Table of contents
- POTA Volunteer Guide
- POTA Mission statement:
- Focus
- Politics
- Secondary goals of POTA
- Public-Facing
- History of POTA
- POTA as a follow-on to ARRL NPOTA
- Vocabulary:
❗Important: The volunteer guide is DRAFT and is actively being changed. Please do not distribute links to, or copies of content outside of POTA volunteer channels at this time.
POTA Volunteer Guide
Introduction
This document is intended to provide guidance to volunteers in order to maintain program consistency and continuity.
POTA Mission statement:
POTA is an amateur radio activity, designed to provide incentive and community to individuals for the improvement of their portable operating, technical and social skills.
Primary points for mission statement:
- Improves the skills of the participants
- Builds a community of like-minded amateurs
- Establishes relationships with park staff
- Fosters public outreach
- Serves a global audience
Focus
POTA’s focus is parks– not programs, countries, locations, or DX entities. “Parks” is in our name, “DX” is not. DX is already well served by other organizations and contests within amateur radio. Parks are not. POTA strives to build a system to support and encourage amateurs world-wide to participate.
Politics
POTA is a-political. POTA aspires to appeal to a global audience. POTA defers to outside organizations to define boundaries and ownership of locations, specifically ISO 3166-2.
Secondary goals of POTA
By fostering the betterment of each amateur’s skills the hobby will be improved. Community: participants will come together and organize in person and virtually. Improves clubs.
Public-Facing
Amateur radio operators in parks will draw the attention of the public, and of park staff. This is an opportunity for community building, out-reach, and possible recruitment of interested individuals and relationship building with park staff. Individuals will interact with non-hams.
History of POTA
Portable operating experienced a renaissance in the mid 2010’s with the advancement of technology in solid state radios and light weight lithium batteries, along with a very popular operating event in 2016– ARRL’s National Parks on the Air (NPOTA). Many hams were able to field very respectable stations even in the low portion of the solar cycle and be the focus of a pile-up. Portable ops hit critical mass– a new aspect of ham radio became a self-sustaining year-long activity. Field day every day!
POTA as a follow-on to ARRL NPOTA
POTA was formed as a response to the ending of ARRL NPOTA.
POTA rules were adapted from existing NPOTA rules with some changes.
Notable changes to ARRL NPOTA rules:
- All US Federal parks were included in POTA, not just NPS units.
- US State parks and recreation areas were included in POTA.
- Restrictions on National Scenic Trails were removed. Previously NPOTA required man-portable activations to hike 100 feet before activiting. This was deemed a barrier to hams with accessibilities.
- POTA established the activation zone for NST (and linear trails) as +/- 100 feet of the trail centerline to give safety clearance to the activator and other trail users.

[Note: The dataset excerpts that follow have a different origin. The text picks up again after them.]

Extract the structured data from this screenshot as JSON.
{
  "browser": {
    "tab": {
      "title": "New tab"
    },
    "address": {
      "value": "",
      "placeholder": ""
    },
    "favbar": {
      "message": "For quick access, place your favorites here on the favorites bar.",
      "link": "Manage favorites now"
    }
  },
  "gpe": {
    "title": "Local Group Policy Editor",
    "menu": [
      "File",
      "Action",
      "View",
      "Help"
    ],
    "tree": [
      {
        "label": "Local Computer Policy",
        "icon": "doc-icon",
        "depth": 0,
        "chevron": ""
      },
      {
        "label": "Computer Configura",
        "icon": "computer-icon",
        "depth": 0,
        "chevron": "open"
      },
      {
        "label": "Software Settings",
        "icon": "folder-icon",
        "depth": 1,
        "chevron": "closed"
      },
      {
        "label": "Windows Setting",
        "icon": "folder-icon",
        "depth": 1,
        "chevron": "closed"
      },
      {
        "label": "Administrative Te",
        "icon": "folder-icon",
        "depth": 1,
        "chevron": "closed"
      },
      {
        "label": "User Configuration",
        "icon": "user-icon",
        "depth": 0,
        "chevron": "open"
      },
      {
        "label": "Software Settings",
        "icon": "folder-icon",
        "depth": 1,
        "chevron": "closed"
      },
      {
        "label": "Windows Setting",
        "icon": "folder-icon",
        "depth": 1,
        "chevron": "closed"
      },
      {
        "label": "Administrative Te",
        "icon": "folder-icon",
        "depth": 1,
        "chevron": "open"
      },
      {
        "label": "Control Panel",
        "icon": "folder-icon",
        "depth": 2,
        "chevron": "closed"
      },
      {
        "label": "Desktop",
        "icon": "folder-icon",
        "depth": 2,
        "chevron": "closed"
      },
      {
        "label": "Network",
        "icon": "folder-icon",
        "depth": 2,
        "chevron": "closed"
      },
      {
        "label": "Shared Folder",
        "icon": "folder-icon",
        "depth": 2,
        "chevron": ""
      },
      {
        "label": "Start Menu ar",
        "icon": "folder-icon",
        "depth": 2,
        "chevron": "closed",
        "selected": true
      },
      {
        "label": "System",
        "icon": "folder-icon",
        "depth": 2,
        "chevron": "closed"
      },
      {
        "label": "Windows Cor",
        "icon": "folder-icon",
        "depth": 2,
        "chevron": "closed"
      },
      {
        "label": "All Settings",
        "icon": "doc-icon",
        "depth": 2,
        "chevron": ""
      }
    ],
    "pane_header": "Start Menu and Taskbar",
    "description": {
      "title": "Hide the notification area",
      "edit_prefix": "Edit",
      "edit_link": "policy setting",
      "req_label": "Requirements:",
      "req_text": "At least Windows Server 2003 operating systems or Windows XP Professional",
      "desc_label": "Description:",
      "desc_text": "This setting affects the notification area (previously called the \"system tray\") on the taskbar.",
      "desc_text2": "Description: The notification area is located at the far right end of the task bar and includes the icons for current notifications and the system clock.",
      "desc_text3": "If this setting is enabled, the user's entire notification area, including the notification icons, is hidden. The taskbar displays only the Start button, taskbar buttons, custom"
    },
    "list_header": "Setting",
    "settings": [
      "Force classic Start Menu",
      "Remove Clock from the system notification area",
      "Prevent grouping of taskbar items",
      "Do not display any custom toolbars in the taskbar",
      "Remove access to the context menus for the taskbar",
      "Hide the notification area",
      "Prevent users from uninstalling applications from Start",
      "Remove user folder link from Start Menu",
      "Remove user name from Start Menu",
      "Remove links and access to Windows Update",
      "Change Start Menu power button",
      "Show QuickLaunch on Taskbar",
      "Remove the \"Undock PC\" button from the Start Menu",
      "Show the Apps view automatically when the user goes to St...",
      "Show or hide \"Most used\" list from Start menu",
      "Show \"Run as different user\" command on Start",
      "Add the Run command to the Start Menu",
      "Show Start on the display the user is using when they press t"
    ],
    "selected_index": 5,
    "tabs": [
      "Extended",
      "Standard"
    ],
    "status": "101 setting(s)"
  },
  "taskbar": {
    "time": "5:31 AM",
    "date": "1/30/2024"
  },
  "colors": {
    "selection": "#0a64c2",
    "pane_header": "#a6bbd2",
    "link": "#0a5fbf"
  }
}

- Restrictions on repeatability of same parks was removed. Previously NPOTA required an activator to exit a park for minimum of 24 hours before starting another activation. This was deemed an unnecessary burden to activators camping for multiple days or longer.
Vocabulary:
Please see the data structure for specific definitions.
It is expected all POTA volunteers will use POTA’s established vocabulary in order to be consistent.